Borracchini's - Now That's Italian! -- Pleasing Customers Is Baker's Raison D'etre

A little girl runs into Remo Borracchini's Bakery and Mediterranean Market. Her birthday cake is just about to be decorated.

The girl, 9-year-old Stephenie, scrambles up the steps made for kids to watch. Pressing her nose against the window, she watches as her cake is decorated with pink flowers and green vines. Above her head, a sign reads: "Today's someone's birthday. Cakes made - while you wait."

Her cake takes less than five minutes, and she skips out with a smile on her face.

That's what Remo Borracchini, owner of the bakery, likes to see - satisfied customers. Swathed in a batter-splattered white apron, he walks around the bakery, checking details and calling customers by first names.

His bakery sells about 600 to 700 loaves of bread and several hundred cakes each day.

But in spite of that volume, Borracchini tries to make sure each customer is completely satisfied. Each of his 70 employees is ready to arrange any order, and the owner makes a point to be on hand, available to customers.

"If a customer has a problem, he can always talk to an owner here," Borracchini said.

Located on Rainier Avenue South, the bakery has been a family business since 1922. Looking for better economic opportunities, Mario and Maria Borracchini, Remo's parents, immigrated from Italy in 1921. After working at Maria's father's Tacoma restaurant for a year, they moved to Seattle to take over another Italian couple's bakery, called International French Bakery.

"My father started this bakery with the little money he could scrape together and a handshake," Borracchini said.

The couple did much of the baking in their home behind the nearby Oberto Sausage Co..

Their five children, including Remo, woke early to fire up the brick oven for their parents - and kept the oven heated all day while their mother baked bread. It wasn't until 1936, that the Borracchinis moved their bakery to the building on Rainier Avenue.

For years, Mario and Maria did not speak fluent English and did most of their business with Italians in the area.

As their English improved and their children joined the business, they were able to expand into retail sales.

In 1962, they changed their retail trade name to Ginger Belle and later changed it to Borracchini's to reflect their Italian style.

Today, Borracchini's customers can sit at tiny tables to share an espresso or a fresh cookie hot from the oven, with Italian music in the background.

The bakery offers almost everything: cookies, donuts, ice cream, real Italian pasta, homemade spaghetti sauce, more than a dozen breads, cheese, deli meat, wine, and real Italian biscotti.

"We sold biscotti before it became popular," Borracchini said.

But over the years, the biggest attraction has been the bakery's rich, creamy cakes.

Borracchini recalls a bride who went to another bakery to pick up her cake two hours before her wedding. The cake was cracked, and the bakery refused to fix it or refund her money.
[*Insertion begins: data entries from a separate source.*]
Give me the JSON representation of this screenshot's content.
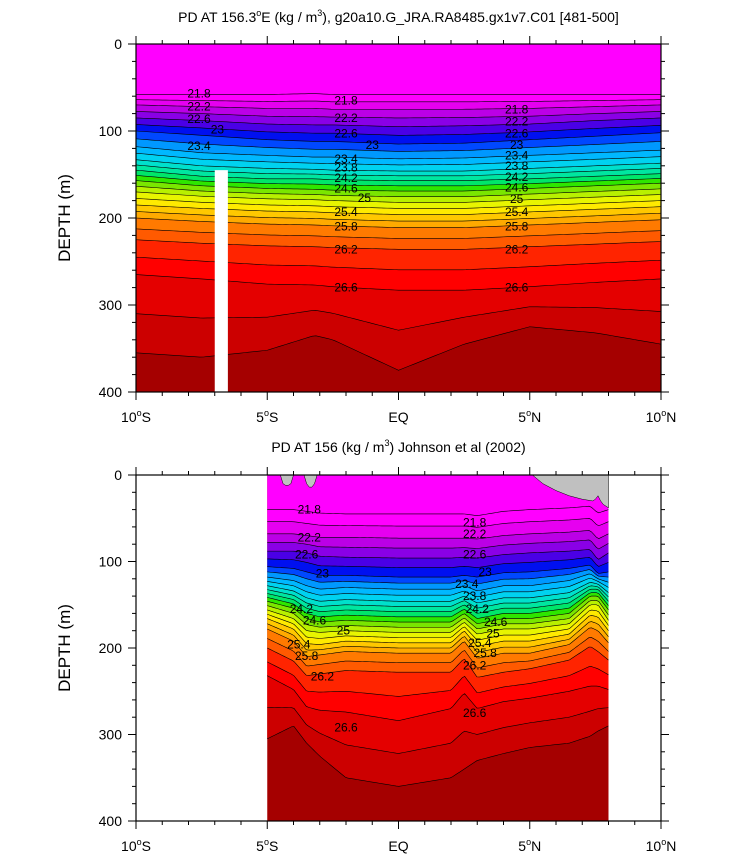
{
  "chart_data": [
    {
      "type": "contour",
      "title": "PD AT 156.3°E (kg / m³), g20a10.G_JRA.RA8485.gx1v7.C01 [481-500]",
      "title_parts": {
        "pre": "PD AT 156.3",
        "deg": "o",
        "mid": "E (kg / m",
        "cube": "3",
        "post": "), g20a10.G_JRA.RA8485.gx1v7.C01 [481-500]"
      },
      "xlabel": "",
      "ylabel": "DEPTH (m)",
      "xlim": [
        -10,
        10
      ],
      "ylim": [
        400,
        0
      ],
      "x_ticks": [
        {
          "value": -10,
          "label": "10",
          "deg": "o",
          "hemi": "S"
        },
        {
          "value": -5,
          "label": "5",
          "deg": "o",
          "hemi": "S"
        },
        {
          "value": 0,
          "label": "EQ",
          "deg": "",
          "hemi": ""
        },
        {
          "value": 5,
          "label": "5",
          "deg": "o",
          "hemi": "N"
        },
        {
          "value": 10,
          "label": "10",
          "deg": "o",
          "hemi": "N"
        }
      ],
      "y_ticks": [
        {
          "value": 0,
          "label": "0"
        },
        {
          "value": 100,
          "label": "100"
        },
        {
          "value": 200,
          "label": "200"
        },
        {
          "value": 300,
          "label": "300"
        },
        {
          "value": 400,
          "label": "400"
        }
      ],
      "data_range_x": [
        -10,
        10
      ],
      "missing_strip": {
        "x": [
          -7.0,
          -6.5
        ],
        "depth": [
          145,
          400
        ]
      },
      "contour_levels": [
        21.0,
        21.2,
        21.4,
        21.6,
        21.8,
        22.0,
        22.2,
        22.4,
        22.6,
        22.8,
        23.0,
        23.2,
        23.4,
        23.6,
        23.8,
        24.0,
        24.2,
        24.4,
        24.6,
        24.8,
        25.0,
        25.2,
        25.4,
        25.6,
        25.8,
        26.0,
        26.2,
        26.4,
        26.6,
        26.8,
        27.0
      ],
      "profile_x": [
        -10,
        -7.5,
        -5,
        -3.2,
        -2.5,
        0,
        2.5,
        5,
        7.5,
        10
      ],
      "isopycnal_depth": [
        {
          "level": 21.8,
          "depth": [
            58,
            58,
            58,
            57,
            58,
            58,
            58,
            58,
            58,
            58
          ]
        },
        {
          "level": 22.2,
          "depth": [
            70,
            72,
            74,
            74,
            75,
            75,
            75,
            74,
            72,
            70
          ]
        },
        {
          "level": 22.6,
          "depth": [
            85,
            88,
            92,
            93,
            93,
            95,
            94,
            92,
            88,
            85
          ]
        },
        {
          "level": 23.0,
          "depth": [
            100,
            105,
            110,
            112,
            112,
            115,
            114,
            110,
            106,
            102
          ]
        },
        {
          "level": 23.4,
          "depth": [
            118,
            125,
            128,
            130,
            130,
            132,
            131,
            128,
            125,
            122
          ]
        },
        {
          "level": 23.8,
          "depth": [
            133,
            140,
            143,
            144,
            145,
            146,
            146,
            143,
            140,
            137
          ]
        },
        {
          "level": 24.2,
          "depth": [
            145,
            152,
            155,
            155,
            156,
            157,
            157,
            155,
            152,
            149
          ]
        },
        {
          "level": 24.6,
          "depth": [
            157,
            163,
            166,
            167,
            168,
            169,
            169,
            166,
            163,
            160
          ]
        },
        {
          "level": 25.0,
          "depth": [
            170,
            175,
            178,
            179,
            180,
            182,
            182,
            179,
            176,
            173
          ]
        },
        {
          "level": 25.4,
          "depth": [
            185,
            189,
            192,
            193,
            194,
            196,
            196,
            193,
            190,
            187
          ]
        },
        {
          "level": 25.8,
          "depth": [
            200,
            204,
            207,
            208,
            209,
            211,
            211,
            208,
            205,
            202
          ]
        },
        {
          "level": 26.2,
          "depth": [
            225,
            229,
            232,
            233,
            234,
            236,
            236,
            233,
            230,
            227
          ]
        },
        {
          "level": 26.6,
          "depth": [
            265,
            270,
            276,
            277,
            279,
            283,
            283,
            279,
            274,
            270
          ]
        },
        {
          "level": 27.0,
          "depth": [
            355,
            360,
            352,
            335,
            340,
            375,
            345,
            325,
            332,
            345
          ]
        }
      ],
      "contour_labels": [
        {
          "text": "21.8",
          "x": -7.6,
          "depth": 57
        },
        {
          "text": "21.8",
          "x": -2.0,
          "depth": 65
        },
        {
          "text": "21.8",
          "x": 4.5,
          "depth": 75
        },
        {
          "text": "22.2",
          "x": -7.6,
          "depth": 72
        },
        {
          "text": "22.2",
          "x": -2.0,
          "depth": 85
        },
        {
          "text": "22.2",
          "x": 4.5,
          "depth": 89
        },
        {
          "text": "22.6",
          "x": -7.6,
          "depth": 86
        },
        {
          "text": "22.6",
          "x": -2.0,
          "depth": 103
        },
        {
          "text": "22.6",
          "x": 4.5,
          "depth": 103
        },
        {
          "text": "23",
          "x": -6.9,
          "depth": 98
        },
        {
          "text": "23",
          "x": -1.0,
          "depth": 116
        },
        {
          "text": "23",
          "x": 4.5,
          "depth": 116
        },
        {
          "text": "23.4",
          "x": -7.6,
          "depth": 117
        },
        {
          "text": "23.4",
          "x": -2.0,
          "depth": 132
        },
        {
          "text": "23.4",
          "x": 4.5,
          "depth": 128
        },
        {
          "text": "23.8",
          "x": -2.0,
          "depth": 142
        },
        {
          "text": "23.8",
          "x": 4.5,
          "depth": 140
        },
        {
          "text": "24.2",
          "x": -2.0,
          "depth": 154
        },
        {
          "text": "24.2",
          "x": 4.5,
          "depth": 153
        },
        {
          "text": "24.6",
          "x": -2.0,
          "depth": 166
        },
        {
          "text": "24.6",
          "x": 4.5,
          "depth": 165
        },
        {
          "text": "25",
          "x": -1.3,
          "depth": 177
        },
        {
          "text": "25",
          "x": 4.5,
          "depth": 178
        },
        {
          "text": "25.4",
          "x": -2.0,
          "depth": 193
        },
        {
          "text": "25.4",
          "x": 4.5,
          "depth": 193
        },
        {
          "text": "25.8",
          "x": -2.0,
          "depth": 210
        },
        {
          "text": "25.8",
          "x": 4.5,
          "depth": 210
        },
        {
          "text": "26.2",
          "x": -2.0,
          "depth": 236
        },
        {
          "text": "26.2",
          "x": 4.5,
          "depth": 236
        },
        {
          "text": "26.6",
          "x": -2.0,
          "depth": 280
        },
        {
          "text": "26.6",
          "x": 4.5,
          "depth": 280
        }
      ]
    },
    {
      "type": "contour",
      "title": "PD AT 156 (kg / m³) Johnson et al (2002)",
      "title_parts": {
        "pre": "PD AT 156 (kg / m",
        "deg": "",
        "mid": "",
        "cube": "3",
        "post": ") Johnson et al (2002)"
      },
      "xlabel": "",
      "ylabel": "DEPTH (m)",
      "xlim": [
        -10,
        10
      ],
      "ylim": [
        400,
        0
      ],
      "x_ticks": [
        {
          "value": -10,
          "label": "10",
          "deg": "o",
          "hemi": "S"
        },
        {
          "value": -5,
          "label": "5",
          "deg": "o",
          "hemi": "S"
        },
        {
          "value": 0,
          "label": "EQ",
          "deg": "",
          "hemi": ""
        },
        {
          "value": 5,
          "label": "5",
          "deg": "o",
          "hemi": "N"
        },
        {
          "value": 10,
          "label": "10",
          "deg": "o",
          "hemi": "N"
        }
      ],
      "y_ticks": [
        {
          "value": 0,
          "label": "0"
        },
        {
          "value": 100,
          "label": "100"
        },
        {
          "value": 200,
          "label": "200"
        },
        {
          "value": 300,
          "label": "300"
        },
        {
          "value": 400,
          "label": "400"
        }
      ],
      "data_range_x": [
        -5,
        8
      ],
      "contour_levels": [
        21.0,
        21.2,
        21.4,
        21.6,
        21.8,
        22.0,
        22.2,
        22.4,
        22.6,
        22.8,
        23.0,
        23.2,
        23.4,
        23.6,
        23.8,
        24.0,
        24.2,
        24.4,
        24.6,
        24.8,
        25.0,
        25.2,
        25.4,
        25.6,
        25.8,
        26.0,
        26.2,
        26.4,
        26.6,
        26.8,
        27.0
      ],
      "profile_x": [
        -5,
        -4.0,
        -3.5,
        -3.0,
        -2.0,
        0,
        2.0,
        2.5,
        3.0,
        4.0,
        5.0,
        6.5,
        7.3,
        7.6,
        8.0
      ],
      "isopycnal_depth": [
        {
          "level": 21.8,
          "depth": [
            40,
            40,
            42,
            44,
            45,
            45,
            45,
            45,
            47,
            42,
            40,
            38,
            36,
            44,
            40
          ]
        },
        {
          "level": 22.2,
          "depth": [
            68,
            68,
            70,
            72,
            72,
            73,
            73,
            73,
            74,
            70,
            68,
            66,
            64,
            74,
            68
          ]
        },
        {
          "level": 22.6,
          "depth": [
            88,
            88,
            90,
            94,
            95,
            96,
            96,
            95,
            96,
            92,
            90,
            88,
            86,
            98,
            90
          ]
        },
        {
          "level": 23.0,
          "depth": [
            106,
            108,
            112,
            116,
            116,
            118,
            118,
            116,
            118,
            113,
            112,
            108,
            104,
            114,
            112
          ]
        },
        {
          "level": 23.4,
          "depth": [
            118,
            122,
            128,
            132,
            130,
            132,
            132,
            128,
            134,
            128,
            128,
            122,
            114,
            120,
            124
          ]
        },
        {
          "level": 23.8,
          "depth": [
            128,
            134,
            142,
            146,
            144,
            146,
            146,
            140,
            148,
            142,
            142,
            136,
            124,
            126,
            136
          ]
        },
        {
          "level": 24.2,
          "depth": [
            137,
            144,
            154,
            158,
            156,
            158,
            158,
            150,
            160,
            154,
            154,
            148,
            132,
            132,
            146
          ]
        },
        {
          "level": 24.6,
          "depth": [
            146,
            154,
            166,
            170,
            168,
            170,
            170,
            160,
            172,
            166,
            166,
            160,
            140,
            140,
            156
          ]
        },
        {
          "level": 25.0,
          "depth": [
            156,
            166,
            180,
            182,
            180,
            182,
            182,
            170,
            184,
            178,
            178,
            172,
            150,
            150,
            168
          ]
        },
        {
          "level": 25.4,
          "depth": [
            166,
            178,
            195,
            196,
            192,
            194,
            194,
            180,
            198,
            192,
            192,
            184,
            162,
            164,
            180
          ]
        },
        {
          "level": 25.8,
          "depth": [
            178,
            192,
            210,
            208,
            204,
            206,
            206,
            192,
            212,
            206,
            206,
            196,
            176,
            180,
            194
          ]
        },
        {
          "level": 26.2,
          "depth": [
            200,
            215,
            232,
            230,
            226,
            228,
            228,
            212,
            234,
            228,
            224,
            214,
            198,
            204,
            214
          ]
        },
        {
          "level": 26.6,
          "depth": [
            232,
            248,
            268,
            272,
            274,
            284,
            270,
            252,
            270,
            262,
            258,
            250,
            244,
            244,
            248
          ]
        },
        {
          "level": 27.0,
          "depth": [
            305,
            290,
            310,
            325,
            350,
            360,
            350,
            340,
            330,
            322,
            315,
            310,
            302,
            296,
            290
          ]
        }
      ],
      "gray_patches": [
        {
          "x": [
            -4.5,
            -4.4,
            -4.3,
            -4.2,
            -4.1,
            -4.0,
            -3.6,
            -3.5,
            -3.4,
            -3.3,
            -3.2,
            -3.1
          ],
          "depth": [
            0,
            10,
            12,
            12,
            10,
            0,
            0,
            10,
            14,
            14,
            10,
            0
          ]
        },
        {
          "x": [
            5.1,
            5.5,
            6.0,
            6.5,
            7.0,
            7.4,
            7.5,
            7.6,
            7.7,
            7.8,
            8.0,
            8.0
          ],
          "depth": [
            0,
            10,
            18,
            24,
            28,
            30,
            28,
            24,
            30,
            34,
            38,
            0
          ]
        }
      ],
      "contour_labels": [
        {
          "text": "21.8",
          "x": -3.4,
          "depth": 40
        },
        {
          "text": "21.8",
          "x": 2.9,
          "depth": 55
        },
        {
          "text": "22.2",
          "x": -3.4,
          "depth": 72
        },
        {
          "text": "22.2",
          "x": 2.9,
          "depth": 68
        },
        {
          "text": "22.6",
          "x": -3.5,
          "depth": 92
        },
        {
          "text": "22.6",
          "x": 2.9,
          "depth": 92
        },
        {
          "text": "23",
          "x": -2.9,
          "depth": 114
        },
        {
          "text": "23",
          "x": 3.3,
          "depth": 112
        },
        {
          "text": "23.4",
          "x": 2.6,
          "depth": 126
        },
        {
          "text": "23.8",
          "x": 2.9,
          "depth": 140
        },
        {
          "text": "24.2",
          "x": -3.7,
          "depth": 155
        },
        {
          "text": "24.2",
          "x": 3.0,
          "depth": 155
        },
        {
          "text": "24.6",
          "x": -3.2,
          "depth": 168
        },
        {
          "text": "24.6",
          "x": 3.7,
          "depth": 170
        },
        {
          "text": "25",
          "x": -2.1,
          "depth": 180
        },
        {
          "text": "25",
          "x": 3.6,
          "depth": 183
        },
        {
          "text": "25.4",
          "x": -3.8,
          "depth": 196
        },
        {
          "text": "25.4",
          "x": 3.1,
          "depth": 194
        },
        {
          "text": "25.8",
          "x": -3.5,
          "depth": 209
        },
        {
          "text": "25.8",
          "x": 3.3,
          "depth": 206
        },
        {
          "text": "26.2",
          "x": -2.9,
          "depth": 233
        },
        {
          "text": "26.2",
          "x": 2.9,
          "depth": 220
        },
        {
          "text": "26.6",
          "x": -2.0,
          "depth": 292
        },
        {
          "text": "26.6",
          "x": 2.9,
          "depth": 275
        }
      ]
    }
  ],
  "colors": {
    "background": "#ffffff",
    "missing": "#c0c0c0",
    "deep_fill": "#a50000",
    "contour_line": "#000000",
    "palette": [
      "#ff00ff",
      "#e600f0",
      "#bb00e6",
      "#8a00e6",
      "#4a00e6",
      "#0010f0",
      "#0048ff",
      "#0078ff",
      "#0098ff",
      "#00b8ff",
      "#00d2f0",
      "#00e0cc",
      "#00e6a0",
      "#00e66a",
      "#00dc34",
      "#2ee600",
      "#7ae600",
      "#b8f000",
      "#e8f500",
      "#ffea00",
      "#ffc800",
      "#ffaa00",
      "#ff9200",
      "#ff7a00",
      "#ff5a00",
      "#ff2400",
      "#ff0000",
      "#e40000",
      "#cc0000",
      "#b80000"
    ]
  }
}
She came to Borracchini in tears, and he threw away the other bakery's cake, telling her to come back in half an hour.

"I had a new cake for her in 27 minutes," he said.

He gave her the cake without charge. "But I told her to go back to the other bakery and demand her money back," Borracchini said.

"My bottom line is that you've got to have fun with what you're doing," he said. "I don't come to work each day thinking about the money I want to make. I think about the future and my family."

Once, a big corporation asked him if the bakery was for sale, he recalled.

"My grandfather worked here until he was 97," Borracchini said. "My grandson is now four months old."

Call back in 97 years, he said, laughing.